Real-time Big Data Integration into Your Existing BI/DW Environment

AvatarJuly 12, 2019

Organizations today are confronted with the challenge and the opportunity of data growing at unprecedented rates. This data comes from numerous sources – ERP systems, Data Warehouses, Website logs, Web Services, Social Media, Mobile devices, Sensors, etc. – in various forms – Structured, Semi-structured and Unstructured. “Big Data” is the catch all phrase for this rapidly changing field. Big Data analytics has the potential to provide great insights and opportunities to organizations in the areas of consumer behavior, marketing, fraud detection and customer service. With the right technical architecture, true real-time decisioning is enabled providing organizations with heightened agility. While most organizations recognize the importance and benefits of Big Data analytics, there are challenges arising from the nature of Big Data and limitations of existing technologies that need to be considered.

Big Data Challenges

Volume: With Big Data, the volume of data in storage is a critical issue. Big Data solutions need to have the capability to process Terabytes and Petabytes of raw data. Traditional storage technologies lack the ability to handle the massive data growth originating from Big Data sources.

Variety: Big Data sources like social media, web logs, clickstreams, RFID sensors, etc. generate semi-structured (weblogs, XMLs and flat files) and unstructured data (social media and sensor data). However traditional Data Warehouse RDBMS platforms are best suited for structured data. Designing data structures and establishing relationships with unstructured data adds a lot of complexity to the data models.

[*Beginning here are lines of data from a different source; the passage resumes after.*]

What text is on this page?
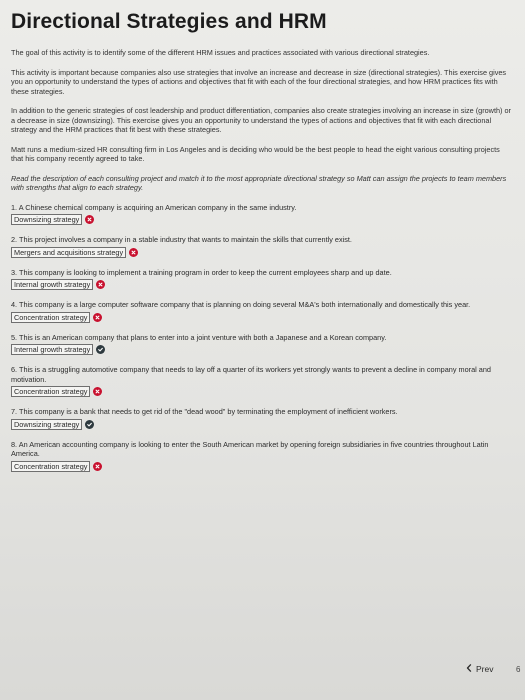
Directional Strategies and HRM

The goal of this activity is to identify some of the different HRM issues and practices associated with various directional strategies.

This activity is important because companies also use strategies that involve an increase and decrease in size (directional strategies). This exercise gives you an opportunity to understand the types of actions and objectives that fit with each of the four directional strategies, and how HRM practices fits with these strategies.

In addition to the generic strategies of cost leadership and product differentiation, companies also create strategies involving an increase in size (growth) or a decrease in size (downsizing). This exercise gives you an opportunity to understand the types of actions and objectives that fit with each directional strategy and the HRM practices that fit best with these strategies.

Matt runs a medium-sized HR consulting firm in Los Angeles and is deciding who would be the best people to head the eight various consulting projects that his company recently agreed to take.

Read the description of each consulting project and match it to the most appropriate directional strategy so Matt can assign the projects to team members with strengths that align to each strategy.

1. A Chinese chemical company is acquiring an American company in the same industry.
Downsizing strategy
2. This project involves a company in a stable industry that wants to maintain the skills that currently exist.
Mergers and acquisitions strategy
3. This company is looking to implement a training program in order to keep the current employees sharp and up date.
Internal growth strategy
4. This company is a large computer software company that is planning on doing several M&A's both internationally and domestically this year.
Concentration strategy
5. This is an American company that plans to enter into a joint venture with both a Japanese and a Korean company.
Internal growth strategy
6. This is a struggling automotive company that needs to lay off a quarter of its workers yet strongly wants to prevent a decline in company moral and motivation.
Concentration strategy
7. This company is a bank that needs to get rid of the "dead wood" by terminating the employment of inefficient workers.
Downsizing strategy
8. An American accounting company is looking to enter the South American market by opening foreign subsidiaries in five countries throughout Latin America.
Concentration strategy
Prev	6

Velocity: The frequency of data generation and/or delivery from certain Big Data sources like clickstream data and sensor data is very high and requires users to make business decisions in real time. Traditional BI tools and statistical analysis tools are focused on historical analysis and lack real-time analysis capability.

Variability: As the sources of Big Data are many and varied, it is important that the data used for analysis is reliable, which requires organizations to have a strong data quality validation process and framework. Many organizations lack this. Furthermore, ensuring data quality of real-time data is big challenge.

Integration: The challenge of Big Data integration lies in integrating unstructured data with traditional structured Data Warehouses.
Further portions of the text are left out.